Similarly, if my program asks to read 261632 bytes/511 sectors, then the average request size is shown as 255.5 sectors. So far, all good, nothing unexpected.

The unexpected part is what happens when my program performs a read for 256KB/512 sectors. In that case, the Linux kernel is issuing 3 disk device reads when the amount of data being requested could be fit into 2 requests for 256 blocks each. The iostat output shows average request size as 170.67 sectors.

My question is, why 3 reads? Can anyone provide some insight into whether this is desired behavior for some reason?


I've been debugging with systemtap. Thus far, what I can see, after my program calls read(2), it ultimately ends up in the kernel at "submit_page_section@fs/direct-io.c"

In turn, that calls to "dio_send_cur_page@fs/direct-io.c" for each 4096 byte extent covered by the read(2). Once a certain size has been reached for the dio request, "dio_bio_submit@fs/direct-io.c" function passes it to "submit_bio@block/blk-core.c" which passes it to generic_make_request which will execute the IO via the block device driver. The submit_bio function gets passed a "struct bio" which includes "bi_sector" to track the start sector for the IO request. When issuing a 128KB read(2) on my system, submit_bio is called just once with bio->bi_sector is set to the start sector associated with the offset that I set with lseek. When issuing a 256KB read(2), there are three calls to submit_bio. The first call has bio->bi_sector set to the position I last set with lseek, the subsequent submit_bio call has bio->bi_sector set to 255 higher, and then the final submit_bio call has bio->bi sector set to 256 higher. In other words, the first submit_bio reads 255 sectors, the second reads 256 sectors, and the final reads 1 sector. So indeed, the kernel is issuing 3 read requests for what should fit in 2 read requests.

I need to do some more debugging to see why this is the case and see if it's perhaps fixed already in newer kernels. I'll update this once I finish the debugging.

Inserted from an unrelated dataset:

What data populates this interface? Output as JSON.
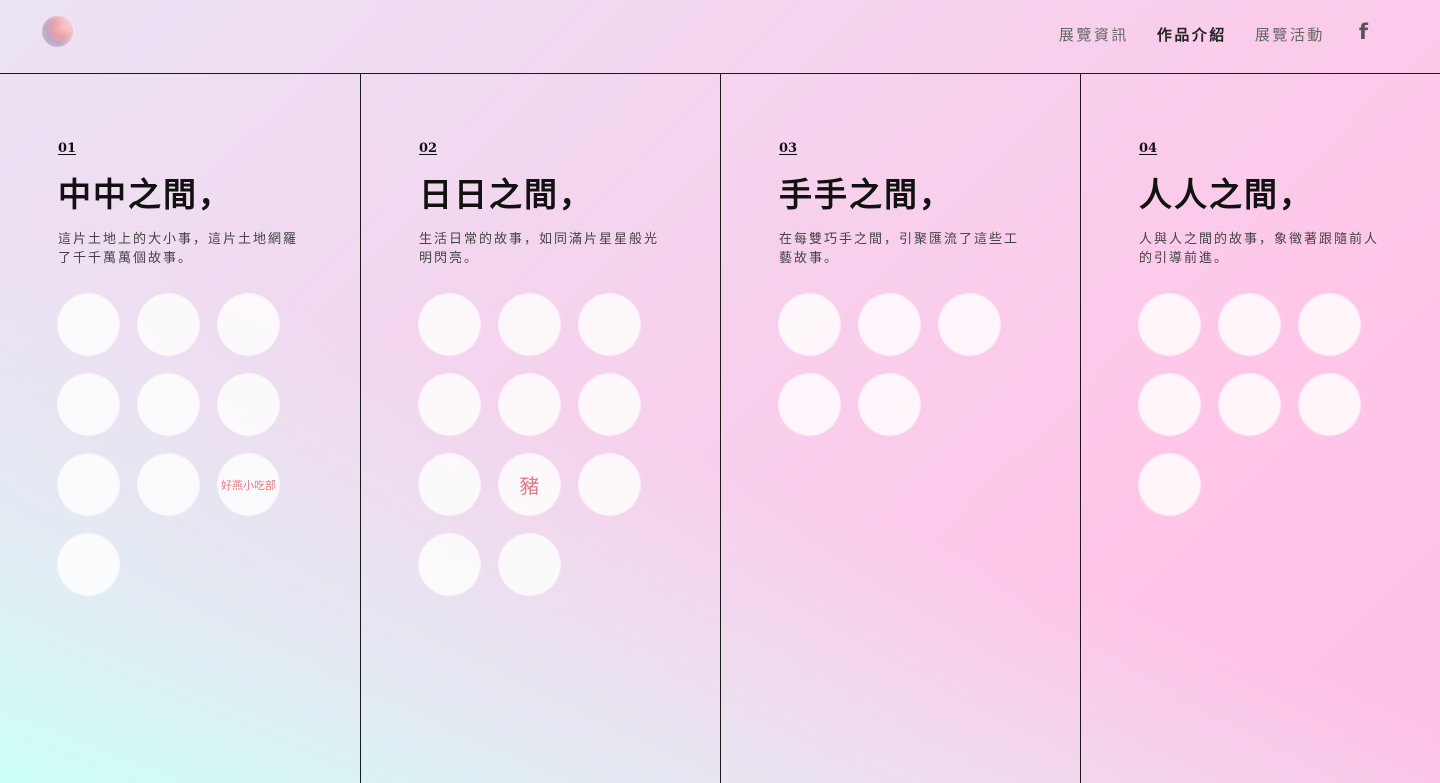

In the question, I mentioned that I aligned the memory, seeks, and payload sizes based on the logical sector size of 512 bytes. What I failed to realize was that direct IO works in units of logical sector size but uses pages as the unit of memory for IO. E.g. IO can happen in multiples of the logical sector size and those sectors are stored in memory in pages, with each page holding multiple sectors. By default on my system, my page size is 8 * sector size (512B) = 4KB.

To create readBuffer as mentioned in the question, I was originally doing it like this:

long sectorSizeBytes;
ioctl(fd, BLKSSZGET, sectorSizeBytes);
char *readBuffer = memalign(sectorSizeBytes, maxReadSizeInSectors * sectorSizeBytes);

This aligns the readBuffer address such that address % sectorSizeBytes == 0. This is required for DMA/direct IO, but does not guarantee good performance.

What I should have been doing was aligning the buffer by page size. E.g.:

long pageSize = sysconf(_SC_PAGESIZE);
long sectorSizeBytes;
ioctl(fd, BLKSSZGET, sectorSizeBytes);
char *readBuffer = memalign(pageSizeBytes, maxReadSizeInSectors * sectorSizeBytes);

By creating the readBuffer this way, the kernel is able to perform exactly 2 disk reads of 128KB each to fulfill the 256KB read(2) request.